Wisdom & Foolishness

Wisdom & Foolishness

• We value all human life because it is the intentional creation of God, and therefore not ours to destroy. So we strongly support Care Net of Puget Sound, and so we are hoping you will attend the Fernando Ortega concert at Crossroads on Friday Feb. 21, and urge your friends to do so! Ticket sales are going more slowly than we would like. Hoping you can help with that! Tickets can be purchased at fernandocrossroads.com.

• Many of us, without knowing it, are waiting for some event that will “settle” us in the faith, some event that will finally deliver the certainty we’ve lacked. After that point we will do what we have known we should do, we will be whom we should be. The unspoken prayer begins, “ God, if only you would…. ” So we are spending our lives in the waiting room, the antechamber of biblical Christianity.

• Our ingrained hesitancy involves deeper matters than we might suspect, matters to which Jesus and Paul spoke plainly. In 1 Corinthians 1:22, Paul said (to Greeks), “Jews demand signs and Greeks seek wisdom, but we preach Christ crucified, a stumbling block to Jews and folly to Gentiles.” The Incarnation, death, and resurrection of the Lord did not amount to a system of thought to which one subscribed, an eastern or western philosophical tradition, but to an event that one must either believe or not. The question was not whether you had been sufficiently persuaded, but whether you intended to believe. This is the foolishness of faith.

• Herein lies one of the chicken-or-egg debates of Church history, namely do we seek understanding in order that we might believe, or do we believe in order to understand. When Peter made his so-called good confession and said Jesus was “ the Christ, the son of the living God” he was alone in that moment, out on what would have felt like, relative to the others around him, a narrow limb. Jesus told him, “flesh and blood have not revealed this to you,” meaning, “your faith is not the result of reasoned process of eliminating all doubt.” Rather, he had chosen — and it took some courage — to respond to the inner testimony of the Holy Spirit by saying, “ you are the Christ.” It was on this that Jesus began to build the Church in Jerusalem. So Augustine said, “Understanding is the reward of faith. Therefore, seek not to understand that you may believe, but believe that you may understand.”

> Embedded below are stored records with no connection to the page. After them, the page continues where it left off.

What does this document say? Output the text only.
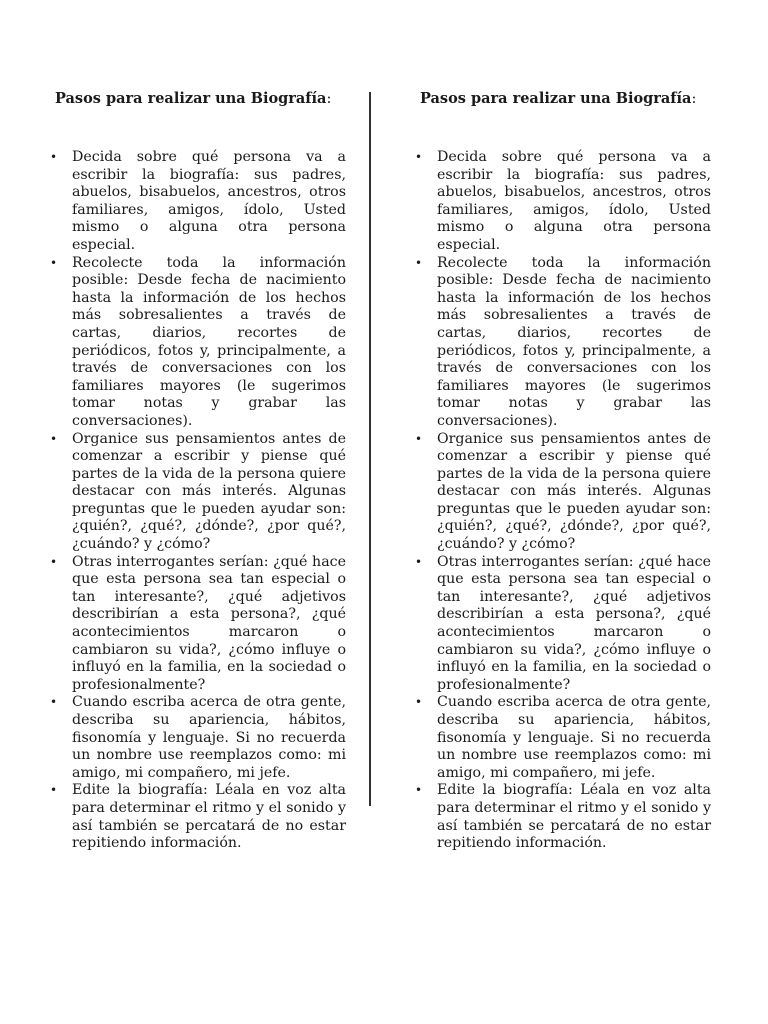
Pasos para realizar una Biografía:
• Decida sobre qué persona va a escribir la biografía: sus padres, abuelos, bisabuelos, ancestros, otros familiares, amigos, ídolo, Usted mismo o alguna otra persona especial.
• Recolecte toda la información posible: Desde fecha de nacimiento hasta la información de los hechos más sobresalientes a través de cartas, diarios, recortes de periódicos, fotos y, principalmente, a través de conversaciones con los familiares mayores (le sugerimos tomar notas y grabar las conversaciones).
• Organice sus pensamientos antes de comenzar a escribir y piense qué partes de la vida de la persona quiere destacar con más interés. Algunas preguntas que le pueden ayudar son: ¿quién?, ¿qué?, ¿dónde?, ¿por qué?, ¿cuándo? y ¿cómo?
• Otras interrogantes serían: ¿qué hace que esta persona sea tan especial o tan interesante?, ¿qué adjetivos describirían a esta persona?, ¿qué acontecimientos marcaron o cambiaron su vida?, ¿cómo influye o influyó en la familia, en la sociedad o profesionalmente?
• Cuando escriba acerca de otra gente, describa su apariencia, hábitos, fisonomía y lenguaje. Si no recuerda un nombre use reemplazos como: mi amigo, mi compañero, mi jefe.
• Edite la biografía: Léala en voz alta para determinar el ritmo y el sonido y así también se percatará de no estar repitiendo información.
Pasos para realizar una Biografía:
• Decida sobre qué persona va a escribir la biografía: sus padres, abuelos, bisabuelos, ancestros, otros familiares, amigos, ídolo, Usted mismo o alguna otra persona especial.
• Recolecte toda la información posible: Desde fecha de nacimiento hasta la información de los hechos más sobresalientes a través de cartas, diarios, recortes de periódicos, fotos y, principalmente, a través de conversaciones con los familiares mayores (le sugerimos tomar notas y grabar las conversaciones).
• Organice sus pensamientos antes de comenzar a escribir y piense qué partes de la vida de la persona quiere destacar con más interés. Algunas preguntas que le pueden ayudar son: ¿quién?, ¿qué?, ¿dónde?, ¿por qué?, ¿cuándo? y ¿cómo?
• Otras interrogantes serían: ¿qué hace que esta persona sea tan especial o tan interesante?, ¿qué adjetivos describirían a esta persona?, ¿qué acontecimientos marcaron o cambiaron su vida?, ¿cómo influye o influyó en la familia, en la sociedad o profesionalmente?
• Cuando escriba acerca de otra gente, describa su apariencia, hábitos, fisonomía y lenguaje. Si no recuerda un nombre use reemplazos como: mi amigo, mi compañero, mi jefe.
• Edite la biografía: Léala en voz alta para determinar el ritmo y el sonido y así también se percatará de no estar repitiendo información.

• Lesslie Newbigin has wisely said (I’m paraphrasing from memory), “If the Christian faith is based strictly on reason, then the arguments in its favor must be beyond questioning. But they are not. They are relatively fragile.” But Newbigin is only borrowing from Paul: “ For since, in the wisdom of God, the world did not know God through wisdom, it pleased God through the folly of what we preach to save those who believe. For Jews demand signs and Greeks seek wisdom, but we preach Christ crucified, a stumbling block to Jews and folly to Gentiles, but to those who are called, both Jews and Greeks, Christ the power of God and the wisdom of God. For the foolishness of God is wiser than men, and the weakness of God is stronger than men.”